Architecture imitates dance, and dance takes its cues from architecture as the curtain rises on Benjamin Millepied’s Why am I not where you are at New York City Ballet (NYCB). A soaring white arch spans the stage with a torque not unlike classical ballet’s fourth position. Throughout the performance, the company of 20 ballerinas and danseurs execute arabesques and jetés — alone, in pairs, and en masse — in front, behind, around, and through its skewed opening. And the structure responds with taut bands that vibrate when the dancers’ feet hit the floor, and eases into a poignant bow at the finale.
 
The dance is one of five ballets that were commissioned by NYCB artistic director Peter Martins to premiere at the company’s 2010 spring season at the David H. Koch Theater (which would coincide with Lincoln Center’s 50th anniversary). Inspired by the collaboration of his predecessor George Balanchine and architects Philip Johnson and John Burgee for a 1981 Tschaikovsky Festival, Martins became intrigued with the idea of architecture as it relates to dance in form and movement. So, he invited Santiago Calatrava — who is, he says, “his favorite architect” — to create designs for the new program, appropriately dubbed The Architecture of Dance.
 
While engaging an architect to design for the stage is not unprecedented, Martins broke with the norm by asking that the architectural elements influence the shape of the choreography — as well as vice versa. Admiring the way “Calatrava’s work dances, I thought he could create environments that we could play off of to create dances,” Martins said at a talk presented by The New York Times in May.
 
The multidisciplinary architect was surprised by the offer because, although he sculpts and paints, he had not attempted theater design. But when Martins expressed interest in three of the Calatrava bronze sculptures displayed in the architect’s New York City office, the deal was sealed. Interestingly, “The stage demands a different approach from architecture,” notes Calatrava. “There is no wind. There is no rain. However, there are many special conditions, such as changing from one scene to another.” So, working closely with Martins, the choreographers, and NYCB technical director Perry Silvey, he began to learn what his parameters would be.
 
To begin, Calatrava and his teams in New York and Zurich developed 10 models, drawing on the vocabulary of his architecture. He also created a series of muted watercolors — later re-created and enlarged to fit the proscenium — for choreographers Christopher Wheeldon and Melissa Barak, who both wanted traditional painted backdrops for their story ballets. Wheeldon’s Estancia is set in Argentina’s pampas, while Barak’s Call Me Ben conjures up the life of Bugsy Siegel in the Las Vegas desert.
 
Successful as creative exercises, the painted scenes do not exploit the architecture-dance connection. This premise works best in Martins’s own choreography, as well as the ballets of Millepied and Italian choreographer Mauro Bigonzetti, which revolve around Calatrava’s dynamic constructions.

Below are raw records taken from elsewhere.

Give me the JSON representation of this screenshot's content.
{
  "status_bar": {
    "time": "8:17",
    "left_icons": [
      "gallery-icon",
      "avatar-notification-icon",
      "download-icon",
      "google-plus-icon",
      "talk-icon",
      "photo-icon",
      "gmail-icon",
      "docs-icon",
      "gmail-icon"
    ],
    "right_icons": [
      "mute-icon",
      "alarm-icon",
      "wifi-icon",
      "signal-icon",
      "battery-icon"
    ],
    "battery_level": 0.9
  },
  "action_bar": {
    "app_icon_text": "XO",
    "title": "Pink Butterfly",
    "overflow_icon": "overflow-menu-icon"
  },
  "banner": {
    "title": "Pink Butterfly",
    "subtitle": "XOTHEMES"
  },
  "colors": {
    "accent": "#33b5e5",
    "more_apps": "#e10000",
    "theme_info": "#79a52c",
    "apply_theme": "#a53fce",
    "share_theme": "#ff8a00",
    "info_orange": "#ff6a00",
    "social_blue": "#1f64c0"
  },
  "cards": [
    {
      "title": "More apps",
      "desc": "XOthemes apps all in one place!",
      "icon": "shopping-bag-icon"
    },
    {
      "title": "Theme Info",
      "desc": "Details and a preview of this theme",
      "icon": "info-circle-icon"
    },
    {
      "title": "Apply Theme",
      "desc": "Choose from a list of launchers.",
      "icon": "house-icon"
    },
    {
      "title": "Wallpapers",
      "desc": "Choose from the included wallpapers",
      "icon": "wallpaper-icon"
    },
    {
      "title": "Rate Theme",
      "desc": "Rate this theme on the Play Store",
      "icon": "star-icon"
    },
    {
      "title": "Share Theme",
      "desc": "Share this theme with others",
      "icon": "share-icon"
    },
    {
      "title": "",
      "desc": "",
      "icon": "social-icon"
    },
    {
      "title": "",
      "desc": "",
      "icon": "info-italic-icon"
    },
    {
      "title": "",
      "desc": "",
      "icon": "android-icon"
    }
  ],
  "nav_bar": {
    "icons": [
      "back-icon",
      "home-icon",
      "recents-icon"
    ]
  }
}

Described as “objects” by the architect, each device depends on the human body for scale, and comes to life through the manipulation of light and shadow.
 
Hudson Scenic Studios did most of the engineering. “Mr. Calatrava’s engineers are brilliant,” says NYCB’s Silvey. “But they’re not used to building things that have to move on and off a stage in 15 or 20 minutes. For that we need to marry architectural with stage engineering.” Consequently, Hudson Scenic created a 27-foot-tall-by-44-foot-wide structure for the Millepied ballet comprising two arches made of steel, aluminum, and silicon surgical tubing bolted to the floor in a way that allows the unit to be detached quickly and “fly” above the stage between productions. Likewise, the studio made the seemingly straightforward 15-foot semicircles that gradually morph into a graceful, multihued “phoenix” above the dancers in Martins’s ballet Mirage out of aluminum and nylon cord for lightness and mobility. And for Bigonzetti’s Luce Nascosta, the crew crafted a suspended series of nine wood-framed radiating discs, designed to mimic a pantograph, by using a system of motor-driven carriers on tracks to move the discs — each supported by two cables. The movement is barely perceptible as eight of the golden discs (in progressively smaller diameters) appear from behind the largest, a glowing backlit nimbus that takes center stage.
 
Calatrava says he came out of the experience with a strong admiration for his collaborators. Indeed, he feels that his contribution to the whole endeavor is small, seeing the stage itself as subsidiary. “It helps to highlight the action. It helps to create transparencies for people to move in front of or behind it. It articulates things around it,” says the architect. “But if you take it away and the dancers perform, the peformance is still there.”